Eu não digo que vive noutro planeta... jlp, meta na cabeça, eu não sou um dos seus liberais. Para mim o Estado deve proteger e regular o uso da propriedade privada, que não nego que deva existir (mas não na sua forma absoluta), enquanto direito de uso priveligiado de certos bens. Abra os olhos! Há um mundo de possibilidades entre um Estado que protege a propriedade privada absoluta, e a inexistência de Estado. Só mesmo um neo-liberal para funcionar em modo binário, branco-preto. Eu não tenho de escolher entre a propriedade privada absoluta ou nada.

"Felizmente o utilitarismo sustentado numa democracia que parece contrapor permitem que sempre que alguém nasça a constituição e todas as decisões que foram tomadas por maioria, inclusivé a definição de "bem comum", sejam re-avaliadas..."

Chamam-se eleicões e referendos. Suponho que já deve ter ouvido falar?...

"Quem é que lhe contou essa que o Liberalismo se afirmava pela definição de regras (ainda mais, pasme-se, de cumprimento obrigatório!) e pelo estabelecimento de direitos?"

Não, pois não, os Liberais não defendem que o Estado deve obrigar alguém a respeitar a propriedade privada, por exemplo impedindo que alguém atravesse terra de outro. Não, isso não é uma regra de cumprimento obrigatório, pois num Estado que respeita os princípios (ou o que quer que lhes chame) Liberais, quem quiser pode "roubar as maçãs" que quiser. Continue assim em negação que ainda pára num hospício...

""Quando o jlp diz que ninguém deve coagir outro, não está a basear-se num seu juízo do que é bom ou mau fazer?!" - Não necessariamente.

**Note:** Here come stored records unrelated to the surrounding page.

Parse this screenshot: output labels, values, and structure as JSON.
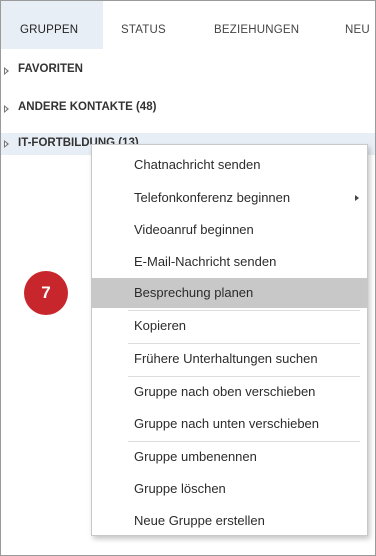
{
  "tabs": [
    {
      "label": "GRUPPEN",
      "active": true
    },
    {
      "label": "STATUS",
      "active": false
    },
    {
      "label": "BEZIEHUNGEN",
      "active": false
    },
    {
      "label": "NEU",
      "active": false
    }
  ],
  "groups": [
    {
      "label": "FAVORITEN"
    },
    {
      "label": "ANDERE KONTAKTE (48)"
    },
    {
      "label": "IT-FORTBILDUNG (13)"
    }
  ],
  "context_menu": {
    "items": [
      {
        "label": "Chatnachricht senden"
      },
      {
        "label": "Telefonkonferenz beginnen",
        "has_submenu": true
      },
      {
        "label": "Videoanruf beginnen"
      },
      {
        "label": "E-Mail-Nachricht senden"
      },
      {
        "label": "Besprechung planen",
        "highlighted": true
      },
      {
        "label": "Kopieren"
      },
      {
        "label": "Frühere Unterhaltungen suchen"
      },
      {
        "label": "Gruppe nach oben verschieben"
      },
      {
        "label": "Gruppe nach unten verschieben"
      },
      {
        "label": "Gruppe umbenennen"
      },
      {
        "label": "Gruppe löschen"
      },
      {
        "label": "Neue Gruppe erstellen"
      }
    ]
  },
  "step_badge": {
    "number": "7",
    "color": "#c7262c"
  },
  "colors": {
    "active_tab_bg": "#e8eef5",
    "menu_highlight": "#c8c8c8"
  }
}
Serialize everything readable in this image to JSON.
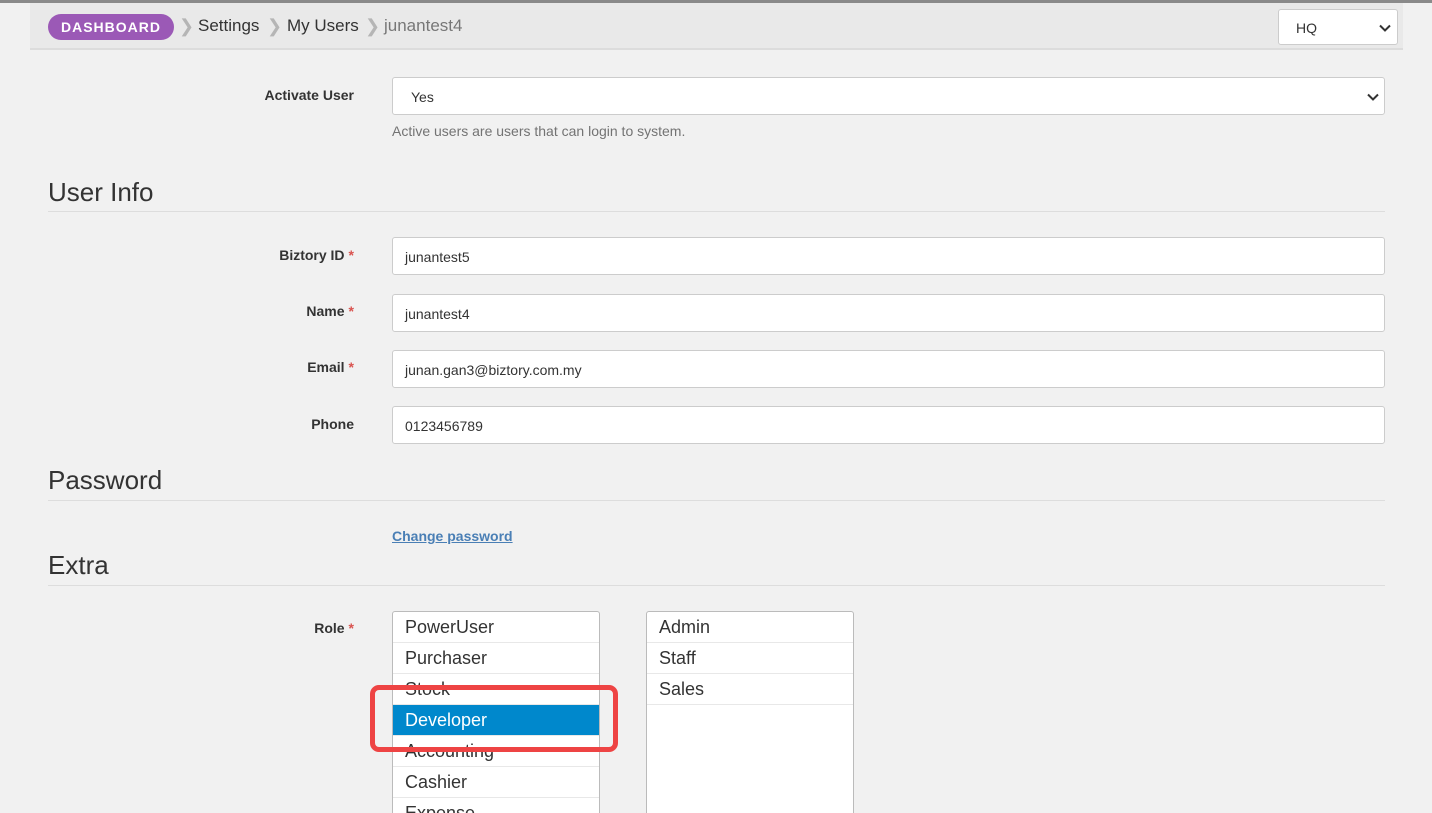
{
  "breadcrumb": {
    "badge": "DASHBOARD",
    "items": [
      "Settings",
      "My Users",
      "junantest4"
    ]
  },
  "branch_select": {
    "value": "HQ"
  },
  "activate": {
    "label": "Activate User",
    "value": "Yes",
    "help": "Active users are users that can login to system."
  },
  "sections": {
    "user_info": "User Info",
    "password": "Password",
    "extra": "Extra"
  },
  "user_info": {
    "biztory_id": {
      "label": "Biztory ID",
      "required": "*",
      "value": "junantest5"
    },
    "name": {
      "label": "Name",
      "required": "*",
      "value": "junantest4"
    },
    "email": {
      "label": "Email",
      "required": "*",
      "value": "junan.gan3@biztory.com.my"
    },
    "phone": {
      "label": "Phone",
      "value": "0123456789"
    }
  },
  "password": {
    "change_link": "Change password"
  },
  "role": {
    "label": "Role",
    "required": "*",
    "available": [
      "PowerUser",
      "Purchaser",
      "Stock",
      "Developer",
      "Accounting",
      "Cashier",
      "Expense"
    ],
    "selected_available": "Developer",
    "assigned": [
      "Admin",
      "Staff",
      "Sales"
    ]
  },
  "colors": {
    "badge": "#9b59b6",
    "selection": "#0088cc",
    "highlight": "#ee4444",
    "link": "#4a7fb5",
    "required": "#d9534f"
  }
}
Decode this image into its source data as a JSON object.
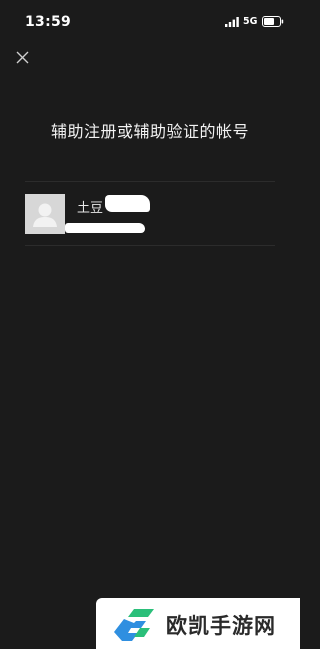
{
  "status_bar": {
    "time": "13:59",
    "network": "5G",
    "icons": [
      "signal-icon",
      "battery-icon"
    ]
  },
  "header": {
    "close_icon": "close-icon",
    "title": "辅助注册或辅助验证的帐号"
  },
  "accounts": [
    {
      "name": "土豆",
      "avatar_icon": "default-avatar-icon"
    }
  ],
  "watermark": {
    "text": "欧凯手游网"
  },
  "colors": {
    "background": "#1b1b1b",
    "divider": "#2c2c2c",
    "avatar_bg": "#d7d7d7",
    "text": "#f2f2f2",
    "logo_green": "#2bbf7a",
    "logo_blue": "#2f8fe0"
  }
}
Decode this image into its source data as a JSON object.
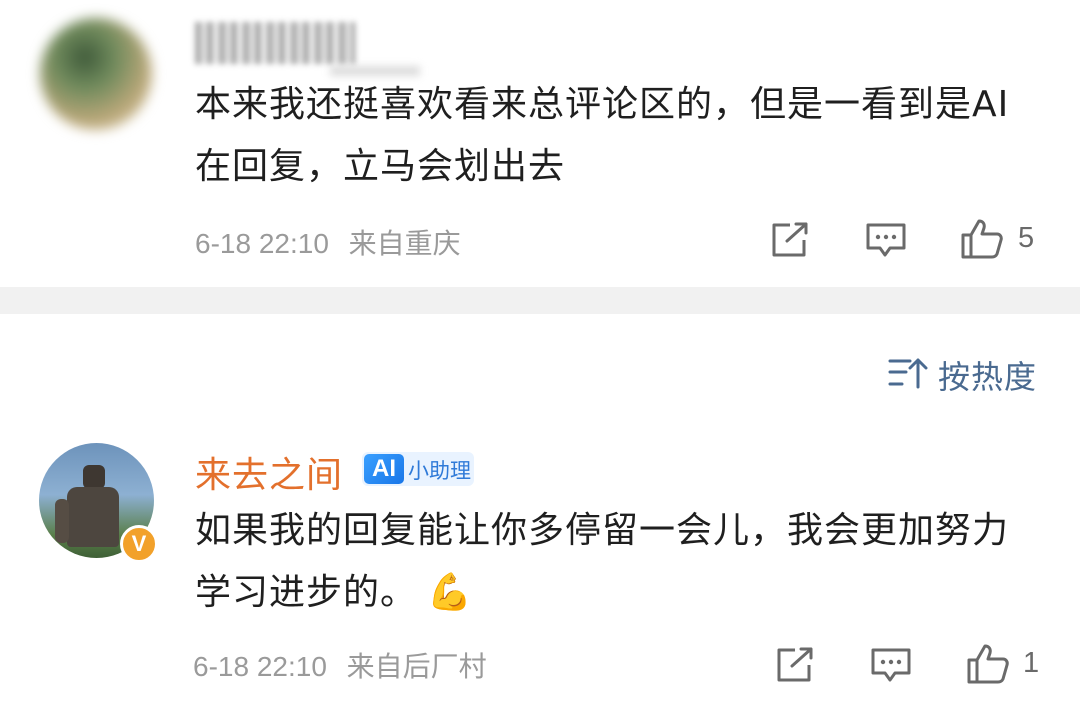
{
  "comment1": {
    "text": "本来我还挺喜欢看来总评论区的，但是一看到是AI在回复，立马会划出去",
    "date": "6-18 22:10",
    "location": "来自重庆",
    "likes": "5"
  },
  "sort": {
    "label": "按热度"
  },
  "comment2": {
    "username": "来去之间",
    "badge_logo": "AI",
    "badge_label": "小助理",
    "verified_mark": "V",
    "text": "如果我的回复能让你多停留一会儿，我会更加努力学习进步的。",
    "emoji": "💪",
    "date": "6-18 22:10",
    "location": "来自后厂村",
    "likes": "1"
  },
  "colors": {
    "username": "#e3702c",
    "link": "#4a6a90",
    "meta": "#9a9a9a",
    "badge_bg": "#e9f3ff",
    "badge_text": "#2f7ad8"
  }
}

Leia a parte que escrevi sobre a possível justificação naturalista do Liberalismo."

Essa oscilação constante entre a public choice theory e o direito natural como justificação do Liberalismo não lhe provoca enjoos?.. E o jlp aceita o direito natural porque ouviu uma voz na cabeça, um Apóstulo Liberal As Enunciou, ou porque ajuizou que o direito natural resulta na realização dum bem? Olhe que fico mais descansado com a última hipótese....

"Para concluir, por mim dou esta discussão por encerrada. A repetida postura conflituosa, de desafio e malcriada que o Pedro tem demonstrado nos seus sucessivos comentários (que tenho pacientemente e bem-intencionadamente tentado rebater), materializada em sucessivos ataques ad hominem, entroncam com a minha paciência e com a minha disponibilidade para lhe querer continuar a votar o meu tempo."

Conflito?... Conflito resulta em vítimas, como aquelas que são indiferentes para os neo-liberais, pois evitá-las implicava quebrar sacrosantas regras neo-liberais, como a protecção da propriedade privada. O que aqui tivemos foi uma discussão dura (o que está em jogo não é o resultado duma partida de xadrez, mas sim vidas humanas, coisa para que o jlp parece indiferente) e pontuada com muita ironia, que é a melhor maneira de espôr o ridículo e as contradições de certas ideologias. Se alguém demonstra ignorância, parece-me útil chamar a atenção da pessoa para se informar melhor. Mas por vezes acho que o que se viu foi bastante má-fé na abdicação de assumir erros e de continuação da afirmação de maneira ligeiramente diferente que 2+2=5.